MIT engineers have developed a navigation method that helps last-mile delivery vehicles find the front door without having to map an area in advance.

With the approach developed by MIT engineers, a robot would use clues in its environment to plan out a route to its destination, which wouldn't be described as coordinates on a map, but instead could be described in general semantic terms such as “front door” or “garage.”

So in instances where a robot is charged with the task of delivering a package to someone's front door, it wouldn’t take the robot long to explore the property before identifying its target. The robot also wouldn’t have to rely on maps of specific residences.

“We wouldn’t want to have to make a map of every building that we’d need to visit,” says Michael Everett, a graduate student in MIT’s Department of Mechanical Engineering.
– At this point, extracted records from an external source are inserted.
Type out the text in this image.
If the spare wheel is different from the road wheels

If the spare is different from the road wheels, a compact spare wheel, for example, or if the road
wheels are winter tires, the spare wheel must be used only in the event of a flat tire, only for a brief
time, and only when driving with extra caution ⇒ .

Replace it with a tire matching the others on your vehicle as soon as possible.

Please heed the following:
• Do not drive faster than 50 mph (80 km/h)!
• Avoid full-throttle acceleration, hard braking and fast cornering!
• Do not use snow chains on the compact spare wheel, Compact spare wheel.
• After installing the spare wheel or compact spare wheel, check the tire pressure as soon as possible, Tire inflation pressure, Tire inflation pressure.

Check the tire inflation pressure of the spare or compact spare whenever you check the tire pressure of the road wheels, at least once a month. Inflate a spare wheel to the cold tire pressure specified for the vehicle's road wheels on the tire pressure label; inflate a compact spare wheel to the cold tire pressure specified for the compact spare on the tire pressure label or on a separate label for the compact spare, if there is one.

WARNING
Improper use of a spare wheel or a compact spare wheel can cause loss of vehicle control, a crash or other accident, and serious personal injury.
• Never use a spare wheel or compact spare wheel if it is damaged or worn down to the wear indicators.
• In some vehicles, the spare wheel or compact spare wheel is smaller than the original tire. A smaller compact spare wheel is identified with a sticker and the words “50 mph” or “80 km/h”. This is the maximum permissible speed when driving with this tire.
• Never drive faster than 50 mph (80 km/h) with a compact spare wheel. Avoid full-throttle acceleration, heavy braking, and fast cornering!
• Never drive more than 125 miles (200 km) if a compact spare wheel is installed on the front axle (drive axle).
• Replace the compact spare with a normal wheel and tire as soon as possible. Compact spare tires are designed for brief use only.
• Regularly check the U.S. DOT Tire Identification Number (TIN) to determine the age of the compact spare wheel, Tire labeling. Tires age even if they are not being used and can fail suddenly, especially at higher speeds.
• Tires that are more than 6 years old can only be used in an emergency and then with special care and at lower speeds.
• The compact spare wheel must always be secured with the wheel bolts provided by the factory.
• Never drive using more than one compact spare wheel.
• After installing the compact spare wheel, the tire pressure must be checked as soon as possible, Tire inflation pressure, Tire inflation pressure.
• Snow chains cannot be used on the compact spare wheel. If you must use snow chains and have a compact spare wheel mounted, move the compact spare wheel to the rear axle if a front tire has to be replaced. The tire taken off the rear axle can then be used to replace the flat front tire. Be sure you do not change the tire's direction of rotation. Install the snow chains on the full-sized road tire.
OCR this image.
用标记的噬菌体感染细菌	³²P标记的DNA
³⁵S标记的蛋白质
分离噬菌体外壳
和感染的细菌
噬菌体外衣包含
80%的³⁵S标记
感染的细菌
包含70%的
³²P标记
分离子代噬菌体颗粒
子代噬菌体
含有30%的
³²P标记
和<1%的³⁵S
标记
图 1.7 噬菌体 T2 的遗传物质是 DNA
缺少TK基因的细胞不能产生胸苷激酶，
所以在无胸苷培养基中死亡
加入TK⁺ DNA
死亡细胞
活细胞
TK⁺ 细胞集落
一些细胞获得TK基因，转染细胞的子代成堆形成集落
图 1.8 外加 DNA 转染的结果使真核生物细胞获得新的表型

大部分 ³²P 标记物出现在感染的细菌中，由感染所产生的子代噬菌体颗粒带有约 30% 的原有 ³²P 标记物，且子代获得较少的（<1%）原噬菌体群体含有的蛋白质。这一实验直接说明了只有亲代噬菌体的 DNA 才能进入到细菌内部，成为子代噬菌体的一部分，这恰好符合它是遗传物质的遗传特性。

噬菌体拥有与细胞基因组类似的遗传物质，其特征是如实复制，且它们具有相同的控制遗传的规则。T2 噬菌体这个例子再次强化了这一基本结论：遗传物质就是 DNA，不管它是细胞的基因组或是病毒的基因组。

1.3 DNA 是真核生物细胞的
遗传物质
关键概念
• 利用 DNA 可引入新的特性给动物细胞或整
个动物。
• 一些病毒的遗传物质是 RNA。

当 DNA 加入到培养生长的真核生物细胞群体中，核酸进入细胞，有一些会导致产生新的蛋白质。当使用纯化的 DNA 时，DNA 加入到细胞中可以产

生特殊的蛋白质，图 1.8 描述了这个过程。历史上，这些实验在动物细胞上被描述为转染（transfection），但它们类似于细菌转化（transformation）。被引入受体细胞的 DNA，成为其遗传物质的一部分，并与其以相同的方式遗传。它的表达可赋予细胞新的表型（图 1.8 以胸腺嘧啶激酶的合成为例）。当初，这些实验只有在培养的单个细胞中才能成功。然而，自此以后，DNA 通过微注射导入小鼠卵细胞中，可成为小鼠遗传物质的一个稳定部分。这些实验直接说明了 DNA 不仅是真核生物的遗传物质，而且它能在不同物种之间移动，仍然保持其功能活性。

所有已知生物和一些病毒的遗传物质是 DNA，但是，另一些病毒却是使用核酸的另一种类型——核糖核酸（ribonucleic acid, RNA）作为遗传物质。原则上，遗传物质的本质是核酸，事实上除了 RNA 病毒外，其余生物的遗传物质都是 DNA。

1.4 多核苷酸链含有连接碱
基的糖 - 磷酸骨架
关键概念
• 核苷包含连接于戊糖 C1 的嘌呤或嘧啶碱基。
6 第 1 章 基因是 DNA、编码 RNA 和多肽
“With this technique, we hope to drop a robot at the end of any driveway and have it find a door.”

MIT notes that researchers have spent recent years introducing robotic systems to natural, semantic language, training them to recognize objects by their semantic labels so that they can visually process, for example, a door as a door, as opposed to a solid, rectangular obstacle.

“Now we have an ability to give robots a sense of what things are, in real-time,” Everett says.

Everett, along with the co-authors of the paper detailing the results of this research, Jonathan How, professor of aeronautics and astronautics at MIT, and Justin Miller of the Ford Motor Company, are using similar semantic techniques as a launch point for their new navigation approach, which utilizes pre-existing algorithms that extract features from visual data to generate a new map of the same scene, represented as semantic clues, or context.

In their case, the researchers built a map of the environment as the robot moved around using an algorithm called semantic SLAM (Simultaneous Localization and Mapping), as well as the semantic labels of each object and a depth image.

The researchers note that robots have been able to recognize and map objects in their environment for what they are using other semantic algorithms, but those algorithms haven’t allowed a robot to make decisions in real time while navigating a new environment, on the most efficient path to take to a semantic destination such as a “front door.”

“Before, exploring was just, plop a robot down and say ‘go,’ and it will move around and eventually get there, but it will be slow,” How says.

The researchers sought to speed up a robot’s path-planning through a semantic, context-colored world, so they developed a new “cost-to-go estimator” algorithm that converts a semantic map created by preexisting SLAM algorithms into a second map, which represents the likelihood of any given location being close to the goal.

“This was inspired by image-to-image translation, where you take a picture of a cat and make it look like a dog,” Everett says.

“The same type of idea happens here where you take one image that looks like a map of the world, and turn it into this other image that looks like the map of the world but now is colored based on how close different points of the map are to the end goal.”

To represent darker regions as locations far from a goal, and lighter regions as areas that are close to the goal, the cost-to-go map is colorized, in gray-scale. So the sidewalk, coded in yellow in a semantic map, might be translated by the cost-to-go algorithm as a darker region in the new map, compared with a driveway, which is more and more lighter as it approaches the front door, which is the lightest region in the new map.

The researchers used satellite images from Bing Maps to train this new algorithm. The maps included 77 houses from one urban and three suburban neighborhoods. According to the researchers, the system converted a semantic map into a cost-to-go map, and mapped out the most efficient path, following lighter regions in the map, to the end goal. For each satellite image, semantic labels and colors were assigned to context features in a typical front yard, such as grey for a front door, blue for a driveway, and green for a hedge.

During the training process, the researchers also applied masks to each image to mimic the partial view that a robot’s camera would likely have as it makes it way through a yard.

“Part of the trick to our approach was [giving the system] lots of partial images,” How explains. “So it really had to figure out how all this stuff was interrelated. That’s part of what makes this work robustly.”

The researchers also tested their approach in a simulation of an image of an entirely new house, outside of the training dataset. First, they used the preexisting SLAM algorithm to generate a semantic map. Then, they applied their new cost-to-go estimator to generate a second map, and path to a goal, which in this case was the front door.

According to researchers, their new cost-to-go technique found the front door 189 percent faster than classical navigation algorithms. Everett notes that the results showcase how robots can use context to efficiently locate a goal even in “unfamiliar, unmapped environments.”

“Even if a robot is delivering a package to an environment it’s never been to, there might be clues that will be the same as other places it’s seen,” Everett says. “So the world may be laid out a little differently, but there’s probably some things in common.”